Atatürk’ün Vasiyetinin Hukuki Boyutu

Mustafa Kemal Atatürk 5 Eylül 1938 Pazartesi günü vasiyetini yazmış, ertesi gün İstanbul Altıncı Noteri İsmail Kunter’e vasiyetini kapalı bir zarf içerisinde teslim etmiştir. Noter işlemleri gerçekleştirilirken (6 Eylül 1938 günü saat: 13:30) Dolmabahçe Köşkü’nde (71 Nolu odada) doktoru Neşet İrdelp,  Genel Sekreteri Hasan Rıza Soyak’ta hazır bulunmaktadır ki noterliğin düzenlediği teslim-tesellüm belgesinde (Y. NO. 7061 C. NO. 1 Zabıt Varakası) onların da imzası bulunmaktadır.

Vasiyetname konusunda Mustafa Kemal Kocaeli Milletvekili Selahattin Yargı’dan yardım alır. Hukukçu milletvekili Yargı, Hasan Rıza Soyak’ın yönlendirmesiyle bir vasiyetname taslağı hazırlar. Cümlede geçen  “Soyak’ın yöneldirmesi” ya da “Selahattin yargının yardımı” ifadeleri bir yanlış anlamaya yol açmasın; elbette Mustafa Kemal vasiyetinin içeriğini kendisi belirleyecektir. Vasiyet konusunun gündeme geldiği tarihe dikkate edilirse bu tarihlerde Mustafa Kemal’in hastalığının had safhada (ki yaklaşık 2 ay sonra vefat edecektir) olduğu görülecektir. Soyak’ın yardımı bir hastanın, vasiyetinin yazılması konusundaki getir-götüre yardımı şekline okunmalıdır. Selahattin Yargı’nın vasiyet-taslağı da vasiyetin içeriğine değil, onun hukuki bağlamına dair bir yardım olarak okunmalıdır.  Zaten Notere teslim edilen Vasiyetname’de Mustafa Kemal’in Selahattin Yargı’nın çıkardığı taslaktan yola çıkarak kendi el yazısıyla kaleme aldığı 6 maddelik bir metinden oluşmaktadır. (başlıkta bu belgeyi okuyabilirsiniz.)

Vasiyetname şöyledir:

1. Mâlik olduğum bütün nukut ve hisse senetleriyle Çankayadaki menkul ve gayri menkul emvalimi C- H. P. ye vasiyet ediyorum.
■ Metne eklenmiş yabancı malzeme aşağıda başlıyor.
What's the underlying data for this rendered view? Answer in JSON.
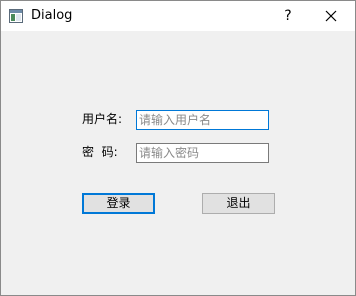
{
  "window": {
    "title": "Dialog",
    "help_label": "?"
  },
  "icons": {
    "app": "app-window-icon",
    "close": "close-icon"
  },
  "form": {
    "username_label": "用户名:",
    "username_placeholder": "请输入用户名",
    "password_label": "密  码:",
    "password_placeholder": "请输入密码"
  },
  "buttons": {
    "login_label": "登录",
    "exit_label": "退出"
  },
  "colors": {
    "accent": "#0078d7",
    "window_bg": "#f0f0f0",
    "titlebar_bg": "#ffffff"
  }
}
2. Her seneki nemadan bana nisbetleri şerefi mahfuz kaldıkça yaşadıkları müddetçe Makbule’ye ayda 1000, Afet’e 800, Sabiha Gökçen’e 600, Ülkü’ye 200 lira, Rukiye ve Nibile’ye şimdiki halde 100 er lira verilecektir.
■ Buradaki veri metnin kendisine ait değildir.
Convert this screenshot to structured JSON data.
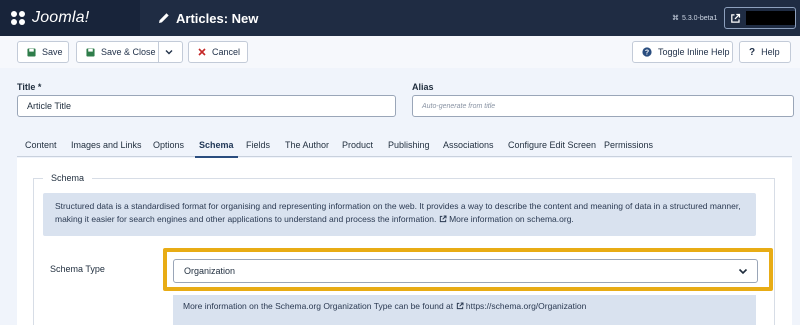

3. Sabiha Gökçen’e bir ev aınabilecek para verilecektir.

4. Makbule’nin yaşadığı müddetçe Çankaya’da oturduğu ev emrinde kalacaktır.

5. ismet inönü’nün çocuklarına yüksek tahsillerini ikmâl için muhtaç oldukları yardım yapılacaktır.
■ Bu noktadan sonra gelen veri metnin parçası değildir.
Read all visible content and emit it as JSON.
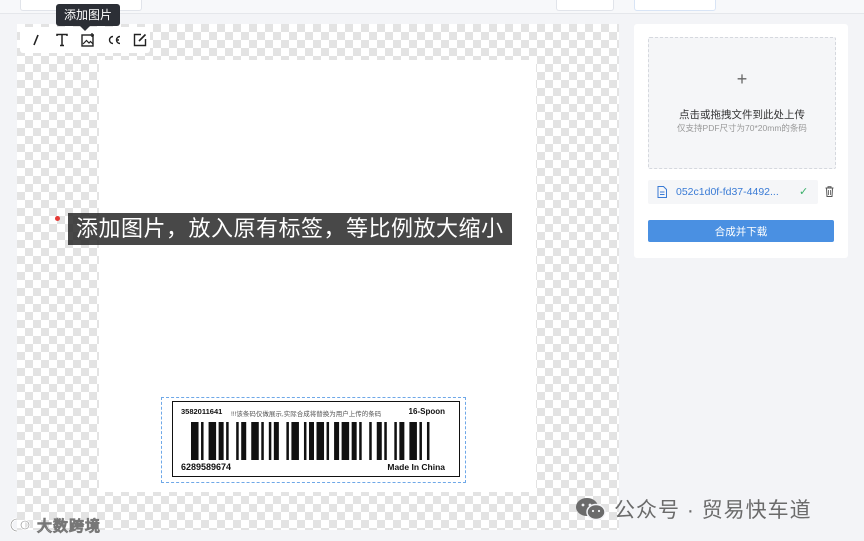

6. Her sene nemadan mütebaki miktar yarı yarıya Türk Tarih ve Dil Kurumlarına tahsis edilecektir.

 

Mustafa Kemal ile ilgili birçok konuda olduğu gibi (acaba siyasi tarihimizle ilgili birçok konuda olduğu gibi  mi yazsaydım!) vasiyetname ile ilgili tartışmalar da bir kör dövüşüne döndü. Atatürk’ün gizli vasiyeti, vasiyetin orijinalinin Devlet Arşivleri Genel Müdürlüğü’nden kayboluşu (ki 2015’te dönemin D.A.G Müdürü Doç. Dr. Uğur Ünal belgeyi televizyon kameraları önünde göstermişti) Son olarak da Atatürk Orman Çiftliği arazisi ile ilgili tartışmalar sırasında vasiyetname gündeme gelmişti.

Bu yazı, bu popüler konularla değil de Atatürk’ün vasiyetinin hukuki boyutu ile ilgili. Bir vasiyetin o dönemki hukuk kodları çerçevesinde analizini yapabilecek hukuk bilgisine sahip olmadığımı bilmem söylememe gerek var mı? Arşivimdeki bir makaleden yardım almak zorundayım. Bu makale, yukarıda yer verdiğim vasiyet metnini de kopyaladığım Atatürk’ün Vasiyetnamesinin Hukukî Muhtevası Ve 6195 Numaralı Kanun Muvacehesindeki Durumu başlıklı bir makale. Kemal Tahir Gürsoy tarafından kaleme alınan çalışma 1954 yılında Ankara Hukuk Fakültesi Dergisi’nde (cilt 11 Sayı 3) yayınlanmış.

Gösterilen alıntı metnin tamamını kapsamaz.